Alzheimer's deaths increased by more than a quarter in the first year of Covid pandemic

 NHS staff outside a NHS hospital in London, - Shutterstock
NHS staff outside a NHS hospital in London, - Shutterstock

Alzheimer's patient deaths increased by more than a quarter in the first year of the Covid-19 pandemic, a major study has found, as researchers suggest remote appointments were to blame.

Records of more than 27 million patients were analysed to see if there was a link between coronavirus rates and excess deaths among patients with Alzheimer’s Disease and other related dementias.

Alzheimer’s patients were at “higher risk of dying” in 2020 compared to 2019, “either directly of Covid-19 or because of premature death owing to disruptions in health care”, the authors found.

It comes after patients struggled to see their GP in person during the pandemic and many did not come forward for care amid concerns of overwhelming the health system.

The researchers, from the Harvard Kennedy School, Boston and the Dartmouth-Hitchcock Medical Center, New Hampshire, used data from people who benefited from Medicare - a US government health insurance programme - between January 2019 and December 2020.

Participants were aged 65 or older and were grouped into four categories, with or without Alzheimer’s and with or without Alzheimer’s and living in a care home.

Mortality rates from March to December 2020 were compared to those in the same period in 2019.

Deaths among patients without Alzheimer’s, when adjusted for other factors, were 12 per cent higher in 2020 compared to the previous year.

But for patients with the disease the increase was 26 per cent. The excess mortality was even more marked among Asian, Black and Hispanic populations with Alzheimer’s, the authors found.

Excess deaths for those living in care homes with the disease were also up 14 per cent on the previous year.

Discussing the potential explanations, the authors highlighted the changes in access to healthcare during the pandemic, “including fewer inpatient admissions and the transition of outpatient visits to telehealth platforms, may disproportionately affect older adults with [Alzheimer’s]”.

“Because older adults in general and older adults with cognitive impairments are less able to engage effectively with standard telehealth platforms, it is not difficult to imagine how the combination of less effective (or absent) outpatient care and lower inpatient admission rates led to higher mortality,” they said.

It comes after a UK study found deaths of patients who had their medical care disrupted quadrupled during the first lockdown. Data from mortuaries across the country found a significant increase in deaths "from a potentially treatable condition".

This latest research is the largest analysi of mortality trends among care home residents during the beginning of the pandemic, the authors claim.

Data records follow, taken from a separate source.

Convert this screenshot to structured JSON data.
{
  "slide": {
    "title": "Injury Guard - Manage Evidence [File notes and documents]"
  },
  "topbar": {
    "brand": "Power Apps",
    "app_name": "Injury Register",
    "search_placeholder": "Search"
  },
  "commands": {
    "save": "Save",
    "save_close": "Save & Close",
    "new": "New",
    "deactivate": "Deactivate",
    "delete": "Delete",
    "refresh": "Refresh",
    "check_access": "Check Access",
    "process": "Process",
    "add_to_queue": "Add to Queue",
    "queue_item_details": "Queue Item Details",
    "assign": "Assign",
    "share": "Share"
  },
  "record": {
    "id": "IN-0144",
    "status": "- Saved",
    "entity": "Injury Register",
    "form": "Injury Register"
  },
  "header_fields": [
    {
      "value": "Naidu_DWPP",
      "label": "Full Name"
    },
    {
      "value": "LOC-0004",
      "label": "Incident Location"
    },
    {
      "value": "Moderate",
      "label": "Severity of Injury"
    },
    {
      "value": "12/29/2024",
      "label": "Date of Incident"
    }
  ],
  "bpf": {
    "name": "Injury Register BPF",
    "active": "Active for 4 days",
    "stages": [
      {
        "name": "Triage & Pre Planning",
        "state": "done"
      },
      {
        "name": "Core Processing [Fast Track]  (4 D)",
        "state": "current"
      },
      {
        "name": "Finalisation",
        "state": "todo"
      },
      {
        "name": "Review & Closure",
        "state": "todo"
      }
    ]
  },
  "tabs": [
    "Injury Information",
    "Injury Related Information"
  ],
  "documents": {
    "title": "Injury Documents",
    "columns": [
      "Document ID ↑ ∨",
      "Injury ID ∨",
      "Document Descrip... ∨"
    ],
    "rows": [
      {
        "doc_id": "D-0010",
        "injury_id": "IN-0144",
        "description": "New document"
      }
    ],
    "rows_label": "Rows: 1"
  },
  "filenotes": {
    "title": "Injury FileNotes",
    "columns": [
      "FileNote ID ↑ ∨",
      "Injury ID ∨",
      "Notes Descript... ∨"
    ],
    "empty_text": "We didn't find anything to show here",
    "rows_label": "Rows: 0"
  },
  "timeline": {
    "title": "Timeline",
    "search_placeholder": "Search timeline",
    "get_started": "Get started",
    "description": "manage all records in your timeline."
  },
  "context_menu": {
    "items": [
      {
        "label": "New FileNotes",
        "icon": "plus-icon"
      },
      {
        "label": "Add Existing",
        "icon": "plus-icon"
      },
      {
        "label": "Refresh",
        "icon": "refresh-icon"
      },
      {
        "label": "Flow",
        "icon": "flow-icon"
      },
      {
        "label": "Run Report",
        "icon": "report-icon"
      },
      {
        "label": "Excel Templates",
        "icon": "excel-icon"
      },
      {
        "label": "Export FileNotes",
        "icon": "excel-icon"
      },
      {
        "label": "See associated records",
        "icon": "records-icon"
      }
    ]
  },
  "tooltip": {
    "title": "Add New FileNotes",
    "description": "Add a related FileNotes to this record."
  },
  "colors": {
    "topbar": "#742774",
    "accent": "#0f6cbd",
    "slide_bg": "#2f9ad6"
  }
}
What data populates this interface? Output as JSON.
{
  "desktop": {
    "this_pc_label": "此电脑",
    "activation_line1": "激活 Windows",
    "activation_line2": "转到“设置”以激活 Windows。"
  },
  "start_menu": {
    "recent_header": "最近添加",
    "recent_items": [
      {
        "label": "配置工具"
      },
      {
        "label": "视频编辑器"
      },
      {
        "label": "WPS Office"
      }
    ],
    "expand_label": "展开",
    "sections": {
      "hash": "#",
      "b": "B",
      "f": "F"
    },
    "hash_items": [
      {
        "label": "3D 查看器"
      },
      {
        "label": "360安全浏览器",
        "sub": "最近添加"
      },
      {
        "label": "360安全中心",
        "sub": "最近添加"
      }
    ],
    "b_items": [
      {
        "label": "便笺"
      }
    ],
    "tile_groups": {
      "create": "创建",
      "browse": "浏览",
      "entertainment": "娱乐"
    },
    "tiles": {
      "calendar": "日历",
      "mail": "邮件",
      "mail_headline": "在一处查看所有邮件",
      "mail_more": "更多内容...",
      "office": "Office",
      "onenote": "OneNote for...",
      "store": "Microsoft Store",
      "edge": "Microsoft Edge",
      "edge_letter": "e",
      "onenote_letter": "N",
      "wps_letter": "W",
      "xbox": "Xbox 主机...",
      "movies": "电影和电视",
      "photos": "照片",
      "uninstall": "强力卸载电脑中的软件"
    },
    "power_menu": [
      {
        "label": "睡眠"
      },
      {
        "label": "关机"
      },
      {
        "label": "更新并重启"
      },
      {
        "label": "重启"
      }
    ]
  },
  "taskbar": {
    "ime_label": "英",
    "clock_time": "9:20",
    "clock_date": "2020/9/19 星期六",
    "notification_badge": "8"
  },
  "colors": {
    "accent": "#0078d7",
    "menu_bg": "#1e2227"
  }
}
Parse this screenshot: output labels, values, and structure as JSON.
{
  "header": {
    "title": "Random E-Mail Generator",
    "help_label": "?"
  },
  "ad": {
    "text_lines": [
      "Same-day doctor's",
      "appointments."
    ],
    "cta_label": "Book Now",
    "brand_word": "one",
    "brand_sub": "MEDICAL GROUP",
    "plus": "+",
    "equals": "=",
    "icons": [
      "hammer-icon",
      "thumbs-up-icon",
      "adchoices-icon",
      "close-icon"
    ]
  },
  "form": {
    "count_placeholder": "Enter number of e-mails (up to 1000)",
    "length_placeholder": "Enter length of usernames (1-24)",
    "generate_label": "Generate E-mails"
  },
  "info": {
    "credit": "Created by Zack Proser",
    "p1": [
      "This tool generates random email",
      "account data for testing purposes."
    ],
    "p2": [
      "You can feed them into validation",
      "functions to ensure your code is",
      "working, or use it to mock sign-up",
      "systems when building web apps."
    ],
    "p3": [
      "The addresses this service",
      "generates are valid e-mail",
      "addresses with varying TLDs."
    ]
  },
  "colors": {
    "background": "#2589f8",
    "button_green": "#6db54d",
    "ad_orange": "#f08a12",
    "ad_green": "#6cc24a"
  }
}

It found a general increase in excess mortality among care home residents with Alzheimer’s in 2020, “suggesting that factors other than Covid-19 infection were playing a significant role”.

In regions with low rates of Covid-19, where excess mortality among non-Alzheimer’s patients living in the community were below that in 2019, “excess mortality was 8.8 per cent for patients with [Alzheimer’s] overall and 14.2 per cent for nursing home residents with [Alzheimer’s]”.

Decreased access to community support and the “negative effects of social isolation and loneliness... likely played a role in higher mortality rates”, the authors said.

“Similarly, increases in caregiver stress, burden, and isolation may have indirectly affected the health of people with [Alzheimer’s] and people living in nursing home settings.”

The authors conclude that the effect of remote consultations on Alzheimer's patients should be monitored in future to ensure their needs are met.

The research was published in the journal JAMA Neurol.